If everything listed above has been done correctly then it may be one of those rare cases where the resin in the wood is causing the problem, even after the surface has been solvent-wiped. With some woods, such as oak, it is always difficult to wet out the surface and fish-eyes form readily. Note that oak is recognized as being a ‘difficult’ timber to glue. Resorcinol won’t work at all so epoxy is always the best alternative.

RE: Fisheye in varnish

Thanks for all the responses.  I need to be slapped again for what I have done.  Started out by grabbing an old chamois to wipe down the yak.  Later I used HD40 in the area to clean the table on the band saw.  AND...Just thought up a new may laugh...used an old tuna can to hold my varnish.

I think I had to use the FE.  I resanded as much as I dared and put on at least 5 coats. 

It looks a lot better since I used the FE.  Hopefully one or two more coats and it will be done.

Thanks a bunch


RE: Fisheye in varnish

You didn't say what varnish your using but surface prep is all the same.

Soap and water will clean off blush better than sanding.

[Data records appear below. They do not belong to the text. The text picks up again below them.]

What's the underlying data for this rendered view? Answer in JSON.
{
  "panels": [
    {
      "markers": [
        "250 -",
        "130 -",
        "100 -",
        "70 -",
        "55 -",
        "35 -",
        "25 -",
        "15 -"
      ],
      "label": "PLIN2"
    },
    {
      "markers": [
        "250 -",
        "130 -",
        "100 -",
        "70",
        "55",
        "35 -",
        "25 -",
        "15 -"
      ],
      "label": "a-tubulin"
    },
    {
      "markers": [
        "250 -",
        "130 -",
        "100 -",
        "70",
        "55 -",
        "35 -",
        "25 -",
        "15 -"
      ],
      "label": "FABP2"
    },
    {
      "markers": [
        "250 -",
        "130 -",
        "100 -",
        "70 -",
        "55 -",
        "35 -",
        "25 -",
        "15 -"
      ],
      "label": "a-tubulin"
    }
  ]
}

I have been getting good results with Interlux Perfection Varnish adding the 2333 thinner brushing it on the boat.

I clean the surfaces just before the next coat of varnish with a wipe of the 2333 thinner on a paper towel. I agree with using the towels not exposed to fabric softeners. I like the microfiber cloths for cleaning up after wetsanding between coats.

RE: Fisheye in varnish

Interlux Schooner varnish

RE: Fisheye in varnish

Have the last coats gone on without that?

One of the problems 1 part varnish has is the smell can last weeks instead of days on the 2 part LPU.